Well, there’s a bunch of other lines in those Temple of Karnak verses, including some that might be more appropriate to the Song of Solomon: “May I give to you Maat [the goddess of harmony and social balance] with this my left hand . . . that you might anoint the skin with her sight . . . that you might live in her flesh, that you might fashion with her precious stone glistening on her skin, that your heart might come out of the semen of your father . . .” The cosmogony also includes a whole lot of extras, compared with the elegant austerity of the Genesis myth that simply enumerates days and catalogs the aspects of the universe created. “The sky will spit forth an egg, like the egg of a falcon,” says the Karnak praise. “. . . That is how the second snake came into being with the face of a beetle likewise.”
The excerpts I am including here, translated by Eugene Cruz-Uribe of the University of Indiana East, make much more sense to modern eyes than the original, believe me.

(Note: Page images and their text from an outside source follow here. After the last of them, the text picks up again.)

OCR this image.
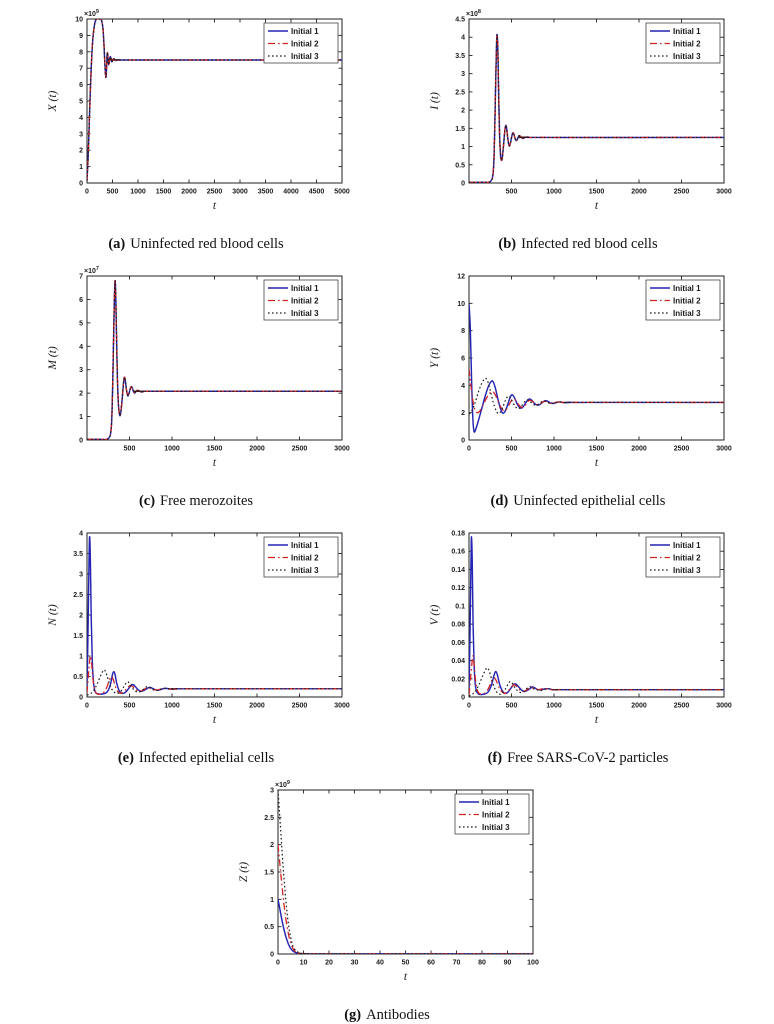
0	500 1000 1500 2000 2500 3000 3500 4000 4500 5000
0
1
2
3
4
5
6
7
8
9
10
$\times 10^9$
X (t)
t
Initial 1
Initial 2
Initial 3
(a) Uninfected red blood cells
500	1000	1500	2000	2500	3000
0
0.5
1
1.5
2
2.5
3
3.5
4
4.5
$\times 10^8$
I (t)
t
Initial 1
Initial 2
Initial 3
(b) Infected red blood cells
500	1000	1500	2000	2500	3000
0
1
2
3
4
5
6
7
$\times 10^7$
M (t)
t
Initial 1
Initial 2
Initial 3
(c) Free merozoites
0	500	1000	1500	2000	2500	3000
0
2
4
6
8
10
12
Y (t)
t
Initial 1
Initial 2
Initial 3
(d) Uninfected epithelial cells
0	500	1000	1500	2000	2500	3000
0
0.5
1
1.5
2
2.5
3
3.5
4
N (t)
t
Initial 1
Initial 2
Initial 3
(e) Infected epithelial cells
0	500	1000	1500	2000	2500	3000
0
0.02
0.04
0.06
0.08
0.1
0.12
0.14
0.16
0.18
V (t)
t
Initial 1
Initial 2
Initial 3
(f) Free SARS-CoV-2 particles
0	10	20	30	40	50	60	70	80	90 100
0
0.5
1
1.5
2
2.5
3
$\times 10^9$
Z (t)
t
Initial 1
Initial 2
Initial 3
(g) Antibodies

So while I do think it is possible that the concept of a creator god — as opposed to other gods with other jobs — might have come to the Bible by way of the Egyptians, I don’t know that it’s fair to give them all the credit. In some ways, there is less to Genesis than there is to the Egyptian theophanies — and that is not a bad thing. As the Jewish Supreme Court Justice Louis Brandeis once famously said, “There is no great writing, only great rewriting.” Even if Khonsu was the first draft, Yahveh has become the final version — at least up to now.